En mai dernier, le gouvernement britannique admettait que plus d'1/2 million de mineurs avaient leur ADN enregistrés dans les fichiers de la police du Royaume (sur 1 total de 4.11 millions d'enregistrements, dont 1/3 sans raison criminelle/innocents, et +1 million en 1 an !). Une augmentation très rapide avec près de 100,000 nouvelles entrées rien que l'an passé.
"Police can take a DNA sample without consent from anyone they arrest and can keep it whether the individual is charged with a crime or not [...]. Officers can request a DNA sample to eliminate a youngster from their inquiries about a crime or confirm involvement. The Home Office said that parents or guardians could request that a child’s details be removed from the database but the final decision was at the discretion of chief constables." timesonline
Et en France ? Pas de ça chez nous ? Et bien si j'en parle c'est justement que si, avec les lois Sarkozy de 2003 tout est maintenant possible, comme le montre Maitre Eolas dans un article sur le fichage génétique des enfants (et que je reprends en grande partie ci dessous). Pour résumer l'affaire dont la presse s'est (peu) fait écho, deux gamins de 8 et 11 ans auraient pu se voir prélever leur ADN par la gendarmerie pour avoir volé deux tamagotchi et deux balles rebondissantes (ensuite payés par la mère) dans un hypermarché. Les échantillons étant conservés dans le fichier national automatisé des empreintes génétiques (Fnaeg). Selon le père, un gendarme aurait même déclaré au plus âgé "qu'il serait photographié, qu'on lui prendrait ses empreintes digitales et aussi ses empreintes génétiques, ajoutant même que mon fils ne pourra pas forcément faire le métier qu'il veut plus tard car il sera fiché !"
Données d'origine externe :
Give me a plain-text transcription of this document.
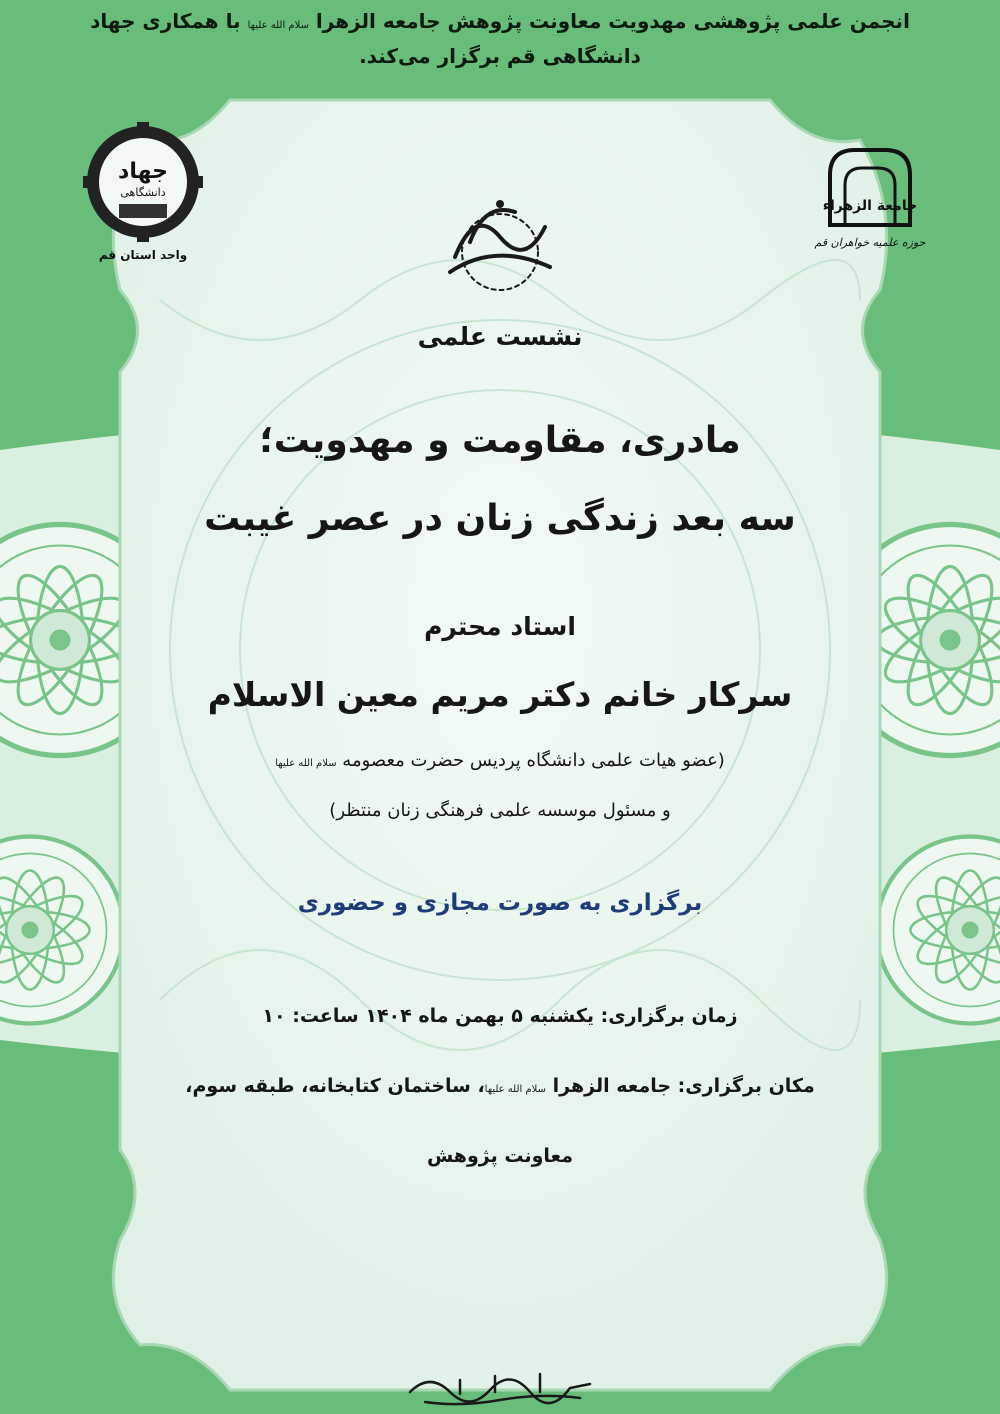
انجمن علمی پژوهشی مهدویت معاونت پژوهش جامعه الزهرا سلام الله علیها با همکاری جهاد
دانشگاهی قم برگزار می‌کند.
جهاد
دانشگاهی
واحد استان قم
جامعة الزهراء
حوزه علمیه خواهران قم
نشست علمی
مادری، مقاومت و مهدویت؛
سه بعد زندگی زنان در عصر غیبت
استاد محترم
سرکار خانم دکتر مریم معین الاسلام
(عضو هیات علمی دانشگاه پردیس حضرت معصومه سلام الله علیها
و مسئول موسسه علمی فرهنگی زنان منتظر)
برگزاری به صورت مجازی و حضوری
زمان برگزاری: یکشنبه ۵ بهمن ماه ۱۴۰۴ ساعت: ۱۰
مکان برگزاری: جامعه الزهرا سلام الله علیها، ساختمان کتابخانه، طبقه سوم،
معاونت پژوهش
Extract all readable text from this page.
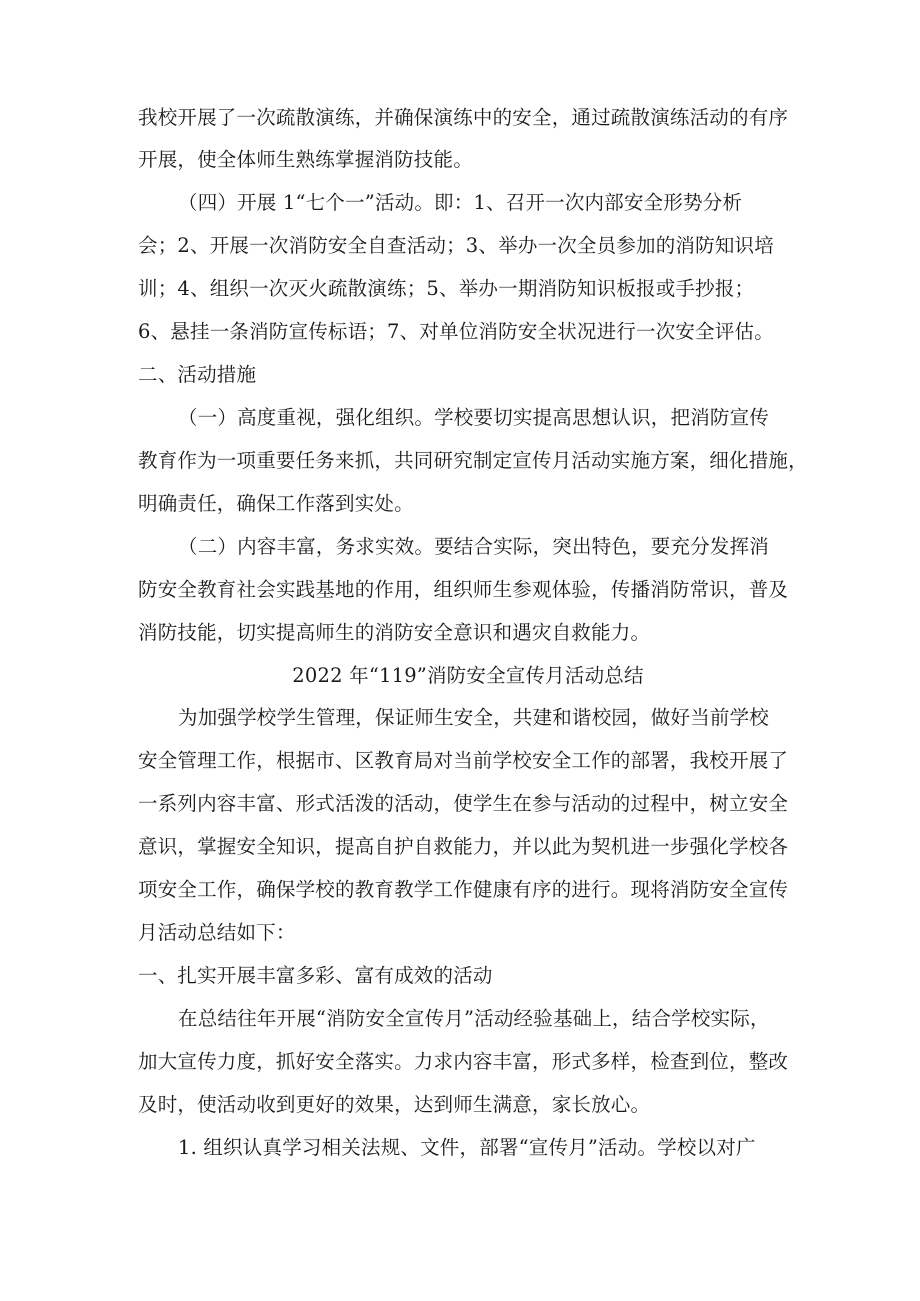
我校开展了一次疏散演练，并确保演练中的安全，通过疏散演练活动的有序
开展，使全体师生熟练掌握消防技能。
（四）开展 1“七个一”活动。即：1、召开一次内部安全形势分析
会；2、开展一次消防安全自查活动；3、举办一次全员参加的消防知识培
训；4、组织一次灭火疏散演练；5、举办一期消防知识板报或手抄报；
6、悬挂一条消防宣传标语；7、对单位消防安全状况进行一次安全评估。
二、活动措施
（一）高度重视，强化组织。学校要切实提高思想认识，把消防宣传
教育作为一项重要任务来抓，共同研究制定宣传月活动实施方案，细化措施，
明确责任，确保工作落到实处。
（二）内容丰富，务求实效。要结合实际，突出特色，要充分发挥消
防安全教育社会实践基地的作用，组织师生参观体验，传播消防常识，普及
消防技能，切实提高师生的消防安全意识和遇灾自救能力。
2022 年“119”消防安全宣传月活动总结
为加强学校学生管理，保证师生安全，共建和谐校园，做好当前学校
安全管理工作，根据市、区教育局对当前学校安全工作的部署，我校开展了
一系列内容丰富、形式活泼的活动，使学生在参与活动的过程中，树立安全
意识，掌握安全知识，提高自护自救能力，并以此为契机进一步强化学校各
项安全工作，确保学校的教育教学工作健康有序的进行。现将消防安全宣传
月活动总结如下：
一、扎实开展丰富多彩、富有成效的活动
在总结往年开展“消防安全宣传月”活动经验基础上，结合学校实际，
加大宣传力度，抓好安全落实。力求内容丰富，形式多样，检查到位，整改
及时，使活动收到更好的效果，达到师生满意，家长放心。
1. 组织认真学习相关法规、文件，部署“宣传月”活动。学校以对广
Ce fichage génétique, ou plus exactement des empreintes génétiques, a été créé par la loi du 17 juin 1998 (gouvernement Jospin), loi de circonstances suite à l'affaire Guy Georges, "le tueur de l'est parisien". Il visait à réunir les empreintes génétiques des personnes reconnues coupables du meurtre ou l'assassinat d'un mineur précédé ou accompagné d'un viol, de tortures ou d'actes de barbarie, ou d'un viol ou d'une agression sexuelle, y compris sur majeur. La loi sur la sécurité quotidienne, article 56, réécrit les articles consacrés au FNAEG et élargit leur domaine : ce ne sont plus seulement les infractions originelles qui entraînent le fichage au FNAEG, mais les crimes d'atteintes volontaires à la vie de la personne, de torture et actes de barbarie et de violences volontaires ayant entraîné une mutilation sur un mineur, ou le crime de violences habituelles sur un mineur, les crimes de vols, d'extorsions et de destructions, dégradations et détériorations dangereuses pour les personnes, et les crimes constituant des actes de terrorisme. Dans la phrase disant que les personnes suspectes de ces crimes verront leurs empreintes prélevées : il suffit désormais d'indices graves ou concordants, et non plus graves et concordants. Le fichage des suspects devient donc le principe, et n'est plus l'exception.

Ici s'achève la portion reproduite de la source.